Under this premise either PABA (Fig. 2) or hypoxanthine (Fig. 2) alone could serve as a ligand to identify the protein receptor of AIT-082. Certainly, using AIT-082 as the ligand would be the better method but the drug is not commercially available and attempts at de novo AIT-082 synthesis proved inconclusive. I have, therefore, used a modular approach employing PABA as a probe to determine AIT-082Ýs protein receptor.

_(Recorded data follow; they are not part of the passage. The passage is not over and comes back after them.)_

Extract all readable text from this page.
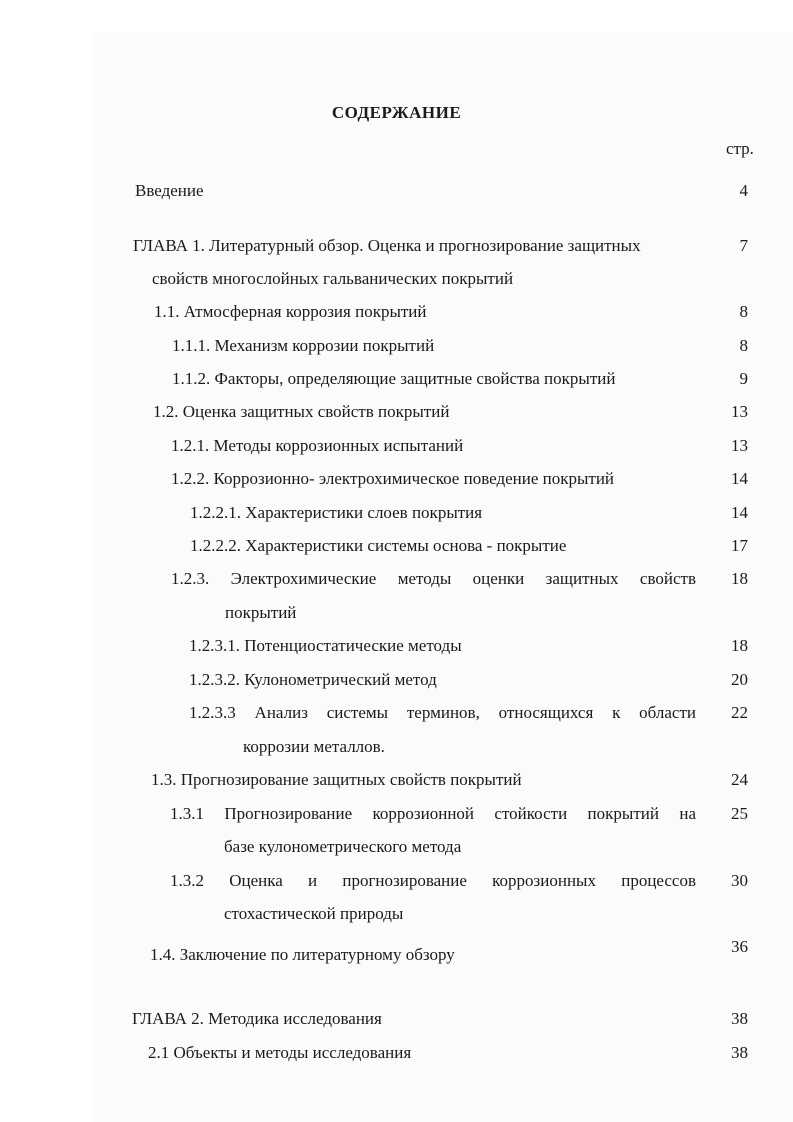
СОДЕРЖАНИЕ
стр.
Введение	4
ГЛАВА 1. Литературный обзор. Оценка и прогнозирование защитных	7
свойств многослойных гальванических покрытий
1.1. Атмосферная коррозия покрытий	8
1.1.1. Механизм коррозии покрытий	8
1.1.2. Факторы, определяющие защитные свойства покрытий	9
1.2. Оценка защитных свойств покрытий	13
1.2.1. Методы коррозионных испытаний	13
1.2.2. Коррозионно- электрохимическое поведение покрытий	14
1.2.2.1. Характеристики слоев покрытия	14
1.2.2.2. Характеристики системы основа - покрытие	17
1.2.3. Электрохимические методы оценки защитных свойств	18
покрытий
1.2.3.1. Потенциостатические методы	18
1.2.3.2. Кулонометрический метод	20
1.2.3.3 Анализ системы терминов, относящихся к области	22
коррозии металлов.
1.3. Прогнозирование защитных свойств покрытий	24
1.3.1 Прогнозирование коррозионной стойкости покрытий на	25
базе кулонометрического метода
1.3.2 Оценка и прогнозирование коррозионных процессов	30
стохастической природы
1.4. Заключение по литературному обзору	36
ГЛАВА 2. Методика исследования	38
2.1 Объекты и методы исследования	38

I used affinity chromatography to isolate a protein from a general mammalian brain homogenate. The fundamental principal composing the affinity method is the isolation of a particular protein by chromatography on a bio-ligand that has been immobilized on an inert matrix. The method relies on the specificity of a protein binding site for a particular ligand. Affinity chromatography allows protein purification in a relatively short time with a high yield. It simplifies the isolation process by using the preexisting ligand binding relationships.
It is the present scope of this study to isolate the protein receptor of PABA from mammalian nervous tissue by means of affinity chromatography. The greater aim of the study is to eventually determine the definitive protein receptor of AIT-082 for application toward the study of neurodegenerative diseases.